À ce stade, une évaluation de la fraude aux prestations sociales est réalisée pour les prestations familiales par la CNAF, mais il est plus difficile d'estimer l'ampleur de la fraude sur d'autres prestations. Nous avons identifié que la plupart des erreurs ou des fraudes concernent des prestations sous conditions de ressources. Une façon de lutter contre ce type de fraude est d'utiliser de plus en plus les ressources déjà déclarées à la source, avec les données de salaire fournies par la déclaration sociale nominative (DSN), ainsi que les informations liées au prélèvement à la source et les sommes versées par les autres organismes de sécurité sociale, au lieu de se fonder sur les ressources déclarées par la personne qui demande une prestation, ce qui peut être source à la fois d'erreurs et de fraudes. Ce sont des informations que la Sécurité sociale peut réunir au travers d'une « base ressources ». L'objectif est ensuite de verser les prestations en utilisant ces données sur les ressources et d'éviter ainsi un certain nombre de fraudes. Pour les prestations familiales, ce type de dispositif sera d'abord mis en œuvre pour les allocations logement, mais il pourra également l'être dans un deuxième temps pour le RSA ou la prime d'activité, qui pourront ainsi être mieux sécurisées.

Le recouvrement au titre de 2018 est un enjeu sur lequel nous devons progresser ; nous le savons. D'ailleurs, dans les conventions d'objectifs et de gestion, nous avons fixé des objectifs croissants de taux de recouvrement. Les redressements notifiés au titre de la lutte contre le travail illégal dépassent 600 millions d'euros, mais on ne recouvre effectivement que 50 millions d'euros.

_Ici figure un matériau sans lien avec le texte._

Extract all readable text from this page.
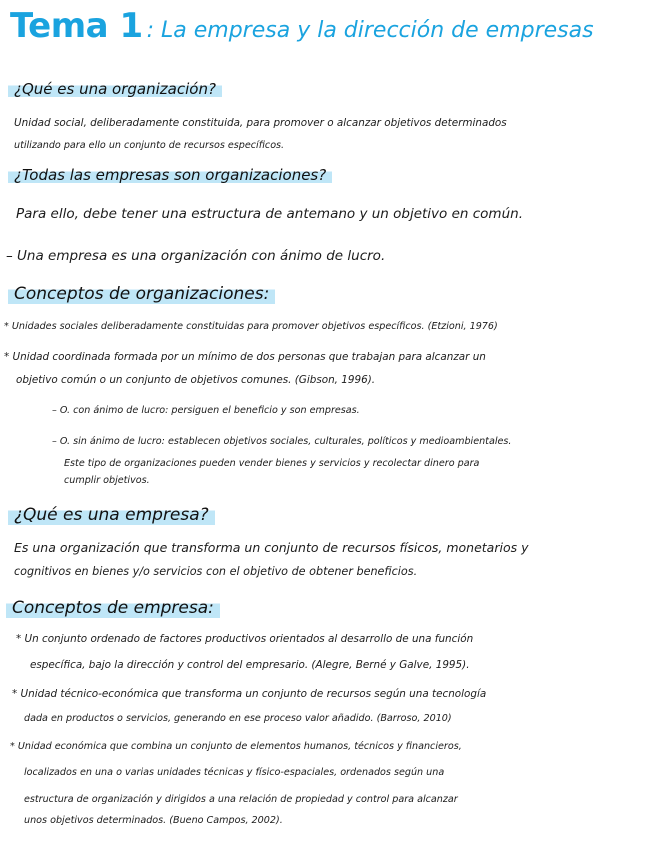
Tema 1 : La empresa y la dirección de empresas
¿Qué es una organización?
Unidad social, deliberadamente constituida, para promover o alcanzar objetivos determinados
utilizando para ello un conjunto de recursos específicos.
¿Todas las empresas son organizaciones?
Para ello, debe tener una estructura de antemano y un objetivo en común.
– Una empresa es una organización con ánimo de lucro.
Conceptos de organizaciones:
* Unidades sociales deliberadamente constituidas para promover objetivos específicos. (Etzioni, 1976)
* Unidad coordinada formada por un mínimo de dos personas que trabajan para alcanzar un
objetivo común o un conjunto de objetivos comunes. (Gibson, 1996).
– O. con ánimo de lucro: persiguen el beneficio y son empresas.
– O. sin ánimo de lucro: establecen objetivos sociales, culturales, políticos y medioambientales.
Este tipo de organizaciones pueden vender bienes y servicios y recolectar dinero para
cumplir objetivos.
¿Qué es una empresa?
Es una organización que transforma un conjunto de recursos físicos, monetarios y
cognitivos en bienes y/o servicios con el objetivo de obtener beneficios.
Conceptos de empresa:
* Un conjunto ordenado de factores productivos orientados al desarrollo de una función
específica, bajo la dirección y control del empresario. (Alegre, Berné y Galve, 1995).
* Unidad técnico-económica que transforma un conjunto de recursos según una tecnología
dada en productos o servicios, generando en ese proceso valor añadido. (Barroso, 2010)
* Unidad económica que combina un conjunto de elementos humanos, técnicos y financieros,
localizados en una o varias unidades técnicas y físico-espaciales, ordenados según una
estructura de organización y dirigidos a una relación de propiedad y control para alcanzar
unos objetivos determinados. (Bueno Campos, 2002).
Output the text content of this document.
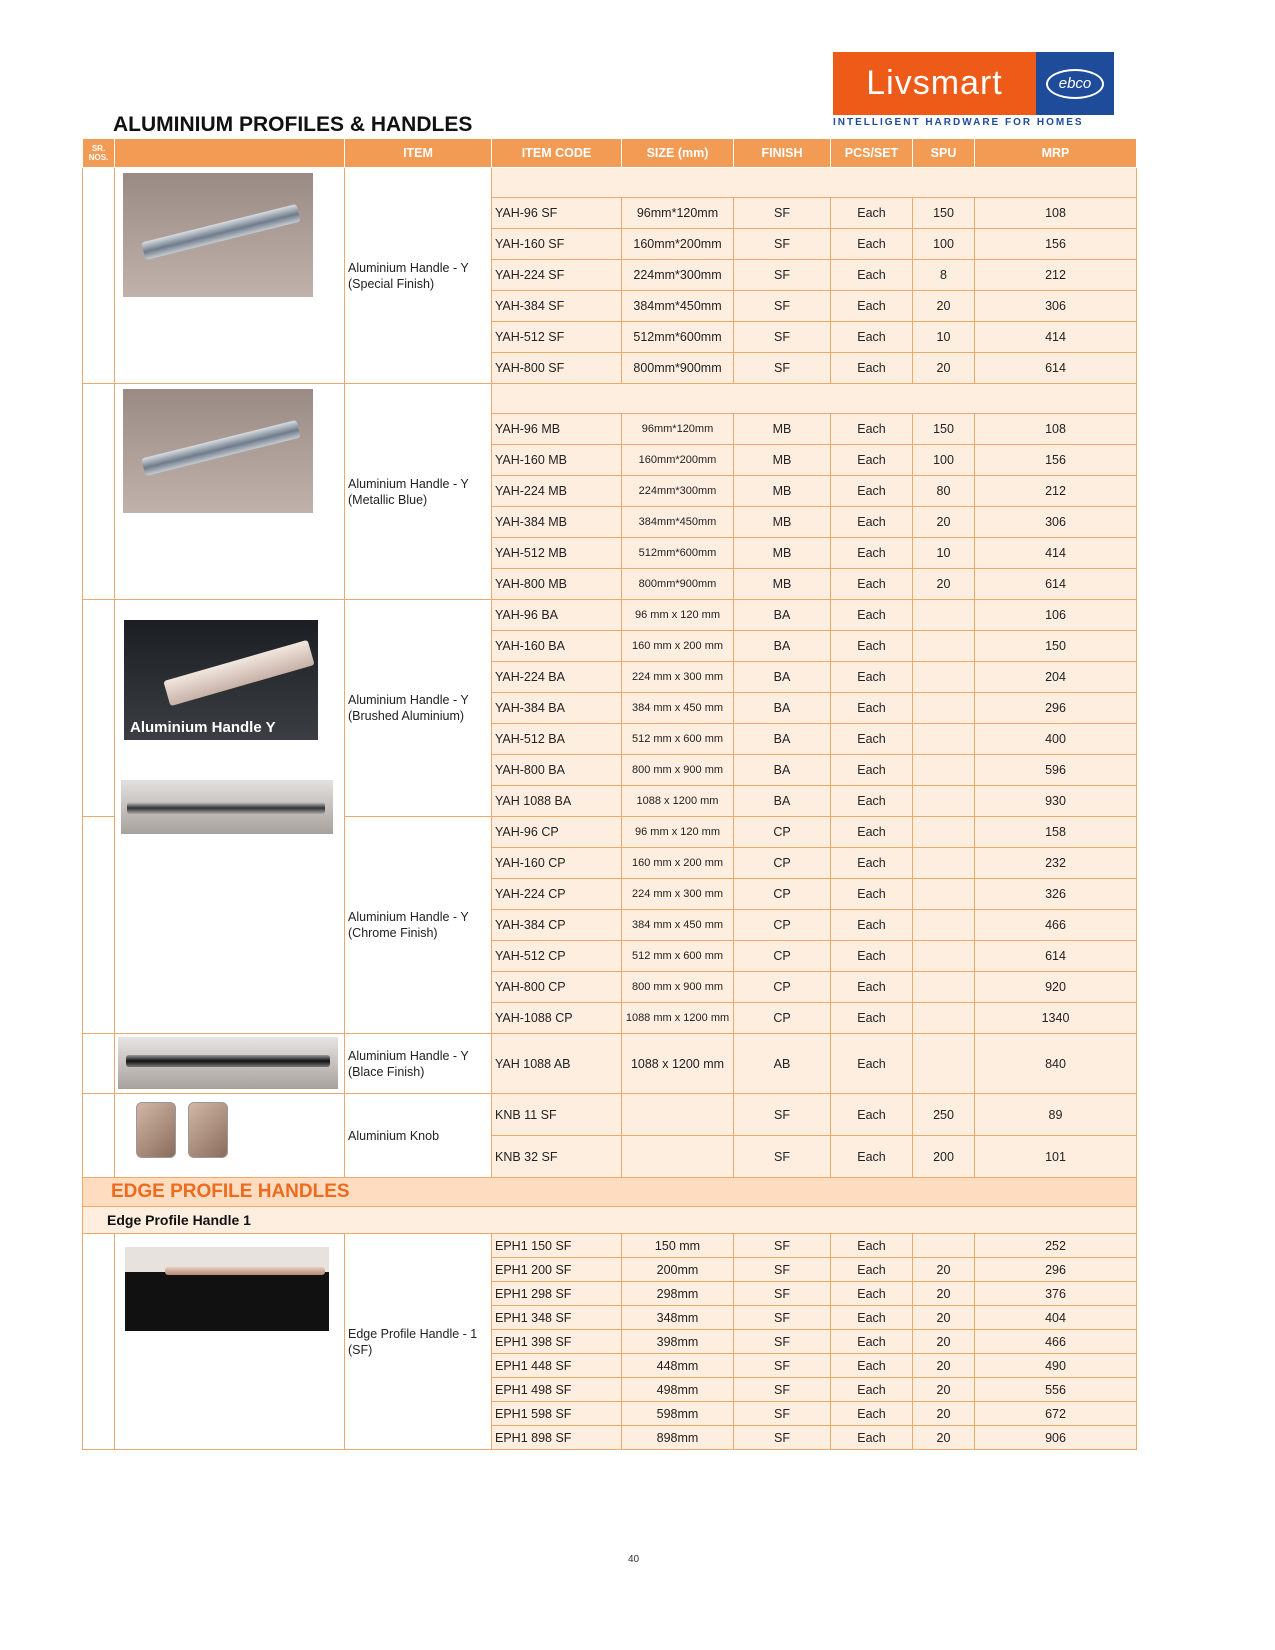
Livsmart	ebco
INTELLIGENT HARDWARE FOR HOMES
ALUMINIUM PROFILES & HANDLES
SR. NOS.		ITEM	ITEM CODE	SIZE (mm)	FINISH	PCS/SET	SPU	MRP

	Aluminium Handle - Y (Special Finish)						
			YAH-96 SF	96mm*120mm	SF	Each	150	108
			YAH-160 SF	160mm*200mm	SF	Each	100	156
			YAH-224 SF	224mm*300mm	SF	Each	8	212
			YAH-384 SF	384mm*450mm	SF	Each	20	306
			YAH-512 SF	512mm*600mm	SF	Each	10	414
			YAH-800 SF	800mm*900mm	SF	Each	20	614

	Aluminium Handle - Y (Metallic Blue)						
			YAH-96 MB	96mm*120mm	MB	Each	150	108
			YAH-160 MB	160mm*200mm	MB	Each	100	156
			YAH-224 MB	224mm*300mm	MB	Each	80	212
			YAH-384 MB	384mm*450mm	MB	Each	20	306
			YAH-512 MB	512mm*600mm	MB	Each	10	414
			YAH-800 MB	800mm*900mm	MB	Each	20	614

	Aluminium Handle Y	Aluminium Handle - Y (Brushed Aluminium)	YAH-96 BA	96 mm x 120 mm	BA	Each		106
			YAH-160 BA	160 mm x 200 mm	BA	Each		150
			YAH-224 BA	224 mm x 300 mm	BA	Each		204
			YAH-384 BA	384 mm x 450 mm	BA	Each		296
			YAH-512 BA	512 mm x 600 mm	BA	Each		400
			YAH-800 BA	800 mm x 900 mm	BA	Each		596
			YAH 1088 BA	1088 x 1200 mm	BA	Each		930
		Aluminium Handle - Y (Chrome Finish)	YAH-96 CP	96 mm x 120 mm	CP	Each		158
			YAH-160 CP	160 mm x 200 mm	CP	Each		232
			YAH-224 CP	224 mm x 300 mm	CP	Each		326
			YAH-384 CP	384 mm x 450 mm	CP	Each		466
			YAH-512 CP	512 mm x 600 mm	CP	Each		614
			YAH-800 CP	800 mm x 900 mm	CP	Each		920
			YAH-1088 CP	1088 mm x 1200 mm	CP	Each		1340

	Aluminium Handle - Y (Blace Finish)	YAH 1088 AB	1088 x 1200 mm	AB	Each		840

	Aluminium Knob	KNB 11 SF		SF	Each	250	89
			KNB 32 SF		SF	Each	200	101
EDGE PROFILE HANDLES								
Edge Profile Handle 1								

	Edge Profile Handle - 1 (SF)	EPH1 150 SF	150 mm	SF	Each		252
			EPH1 200 SF	200mm	SF	Each	20	296
			EPH1 298 SF	298mm	SF	Each	20	376
			EPH1 348 SF	348mm	SF	Each	20	404
			EPH1 398 SF	398mm	SF	Each	20	466
			EPH1 448 SF	448mm	SF	Each	20	490
			EPH1 498 SF	498mm	SF	Each	20	556
			EPH1 598 SF	598mm	SF	Each	20	672
			EPH1 898 SF	898mm	SF	Each	20	906
40
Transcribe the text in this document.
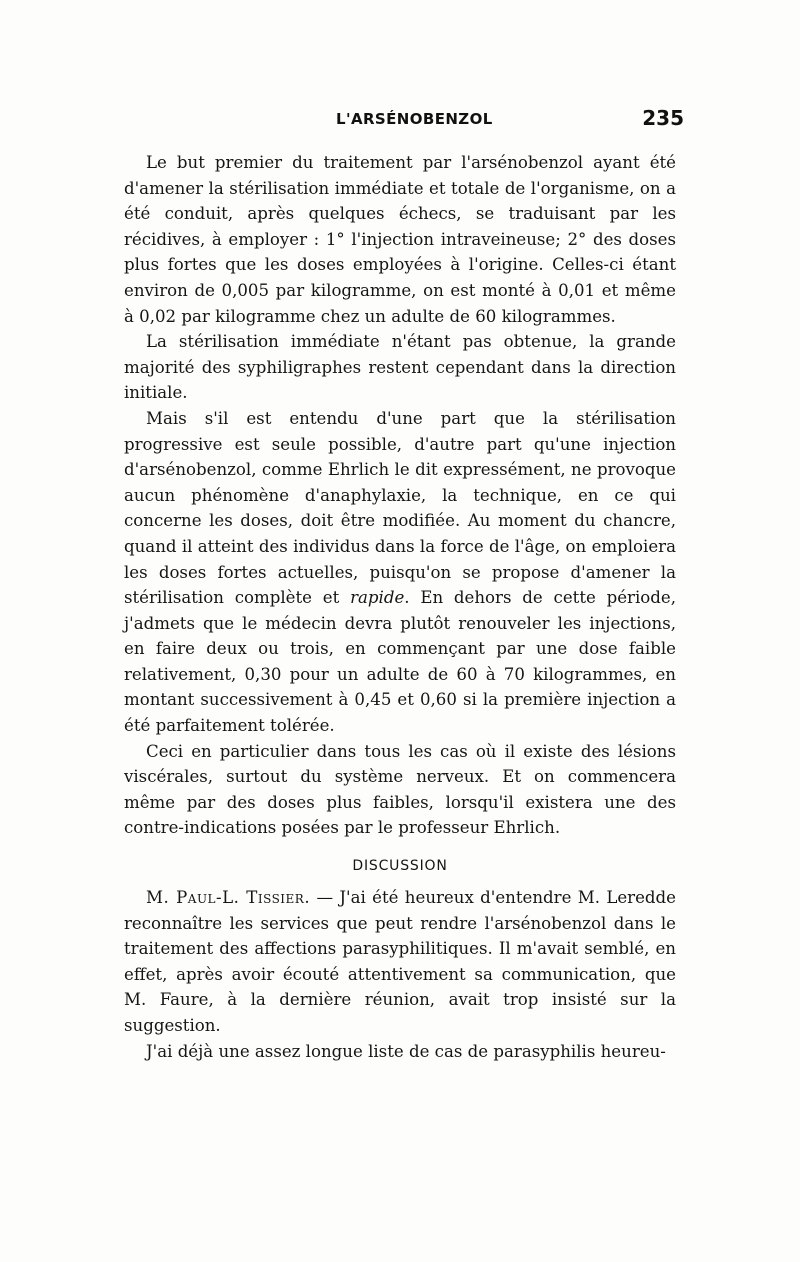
L'ARSÉNOBENZOL	235

Le but premier du traitement par l'arsénobenzol ayant été d'amener la stérilisation immédiate et totale de l'organisme, on a été conduit, après quelques échecs, se traduisant par les récidives, à employer : 1° l'injection intraveineuse; 2° des doses plus fortes que les doses employées à l'origine. Celles-ci étant environ de 0,005 par kilogramme, on est monté à 0,01 et même à 0,02 par kilogramme chez un adulte de 60 kilogrammes.

La stérilisation immédiate n'étant pas obtenue, la grande majorité des syphiligraphes restent cependant dans la direction initiale.

Mais s'il est entendu d'une part que la stérilisation progressive est seule possible, d'autre part qu'une injection d'arsénobenzol, comme Ehrlich le dit expressément, ne provoque aucun phénomène d'anaphylaxie, la technique, en ce qui concerne les doses, doit être modifiée. Au moment du chancre, quand il atteint des individus dans la force de l'âge, on emploiera les doses fortes actuelles, puisqu'on se propose d'amener la stérilisation complète et rapide. En dehors de cette période, j'admets que le médecin devra plutôt renouveler les injections, en faire deux ou trois, en commençant par une dose faible relativement, 0,30 pour un adulte de 60 à 70 kilogrammes, en montant successivement à 0,45 et 0,60 si la première injection a été parfaitement tolérée.

Ceci en particulier dans tous les cas où il existe des lésions viscérales, surtout du système nerveux. Et on commencera même par des doses plus faibles, lorsqu'il existera une des contre-indications posées par le professeur Ehrlich.

DISCUSSION

M. Paul-L. Tissier. — J'ai été heureux d'entendre M. Leredde reconnaître les services que peut rendre l'arsénobenzol dans le traitement des affections parasyphilitiques. Il m'avait semblé, en effet, après avoir écouté attentivement sa communication, que M. Faure, à la dernière réunion, avait trop insisté sur la suggestion.

J'ai déjà une assez longue liste de cas de parasyphilis heureu-
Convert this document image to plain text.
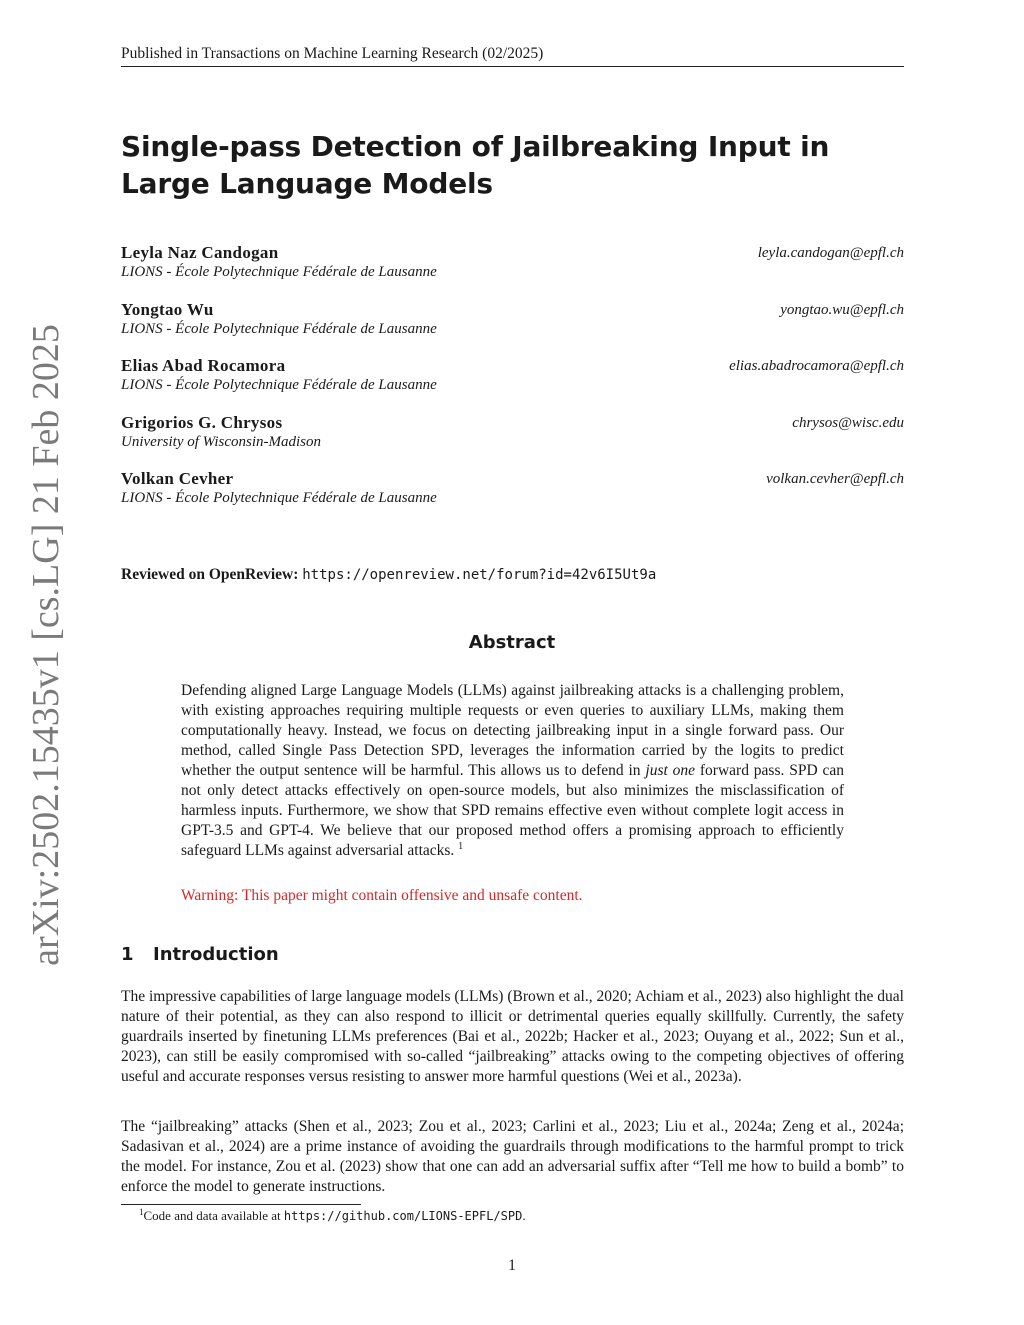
Published in Transactions on Machine Learning Research (02/2025)
Single-pass Detection of Jailbreaking Input in Large Language Models
Leyla Naz Candogan
LIONS - École Polytechnique Fédérale de Lausanne
leyla.candogan@epfl.ch
Yongtao Wu
LIONS - École Polytechnique Fédérale de Lausanne
yongtao.wu@epfl.ch
Elias Abad Rocamora
LIONS - École Polytechnique Fédérale de Lausanne
elias.abadrocamora@epfl.ch
Grigorios G. Chrysos
University of Wisconsin-Madison
chrysos@wisc.edu
Volkan Cevher
LIONS - École Polytechnique Fédérale de Lausanne
volkan.cevher@epfl.ch
Reviewed on OpenReview: https://openreview.net/forum?id=42v6I5Ut9a
Abstract
Defending aligned Large Language Models (LLMs) against jailbreaking attacks is a challenging problem, with existing approaches requiring multiple requests or even queries to auxiliary LLMs, making them computationally heavy. Instead, we focus on detecting jailbreaking input in a single forward pass. Our method, called Single Pass Detection SPD, leverages the information carried by the logits to predict whether the output sentence will be harmful. This allows us to defend in just one forward pass. SPD can not only detect attacks effectively on open-source models, but also minimizes the misclassification of harmless inputs. Furthermore, we show that SPD remains effective even without complete logit access in GPT-3.5 and GPT-4. We believe that our proposed method offers a promising approach to efficiently safeguard LLMs against adversarial attacks. $^1$
Warning: This paper might contain offensive and unsafe content.
1 Introduction

The impressive capabilities of large language models (LLMs) (Brown et al., 2020; Achiam et al., 2023) also highlight the dual nature of their potential, as they can also respond to illicit or detrimental queries equally skillfully. Currently, the safety guardrails inserted by finetuning LLMs preferences (Bai et al., 2022b; Hacker et al., 2023; Ouyang et al., 2022; Sun et al., 2023), can still be easily compromised with so-called “jailbreaking” attacks owing to the competing objectives of offering useful and accurate responses versus resisting to answer more harmful questions (Wei et al., 2023a).

The “jailbreaking” attacks (Shen et al., 2023; Zou et al., 2023; Carlini et al., 2023; Liu et al., 2024a; Zeng et al., 2024a; Sadasivan et al., 2024) are a prime instance of avoiding the guardrails through modifications to the harmful prompt to trick the model. For instance, Zou et al. (2023) show that one can add an adversarial suffix after “Tell me how to build a bomb” to enforce the model to generate instructions.

$^1$Code and data available at https://github.com/LIONS-EPFL/SPD.
1
arXiv:2502.15435v1 [cs.LG] 21 Feb 2025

Cela peut être lié au fait que, la conduite des actions de lutte contre le travail illégal se traduisent parfois par la disparition de l'entreprise, et donc du fraudeur qui a été détecté : nous n'avons donc pas forcément la possibilité de recouvrer les sommes. En revanche, nous avons mis en place des outils pour permettre à l'URSSAF de sécuriser le recouvrement des sommes dès le déclenchement de l'opération. Ce taux de recouvrement va donc aller croissant. Je voulais vous apporter les chiffres pour les branches maladie, famille et vieillesse, mais je ne les ai pas sous les yeux.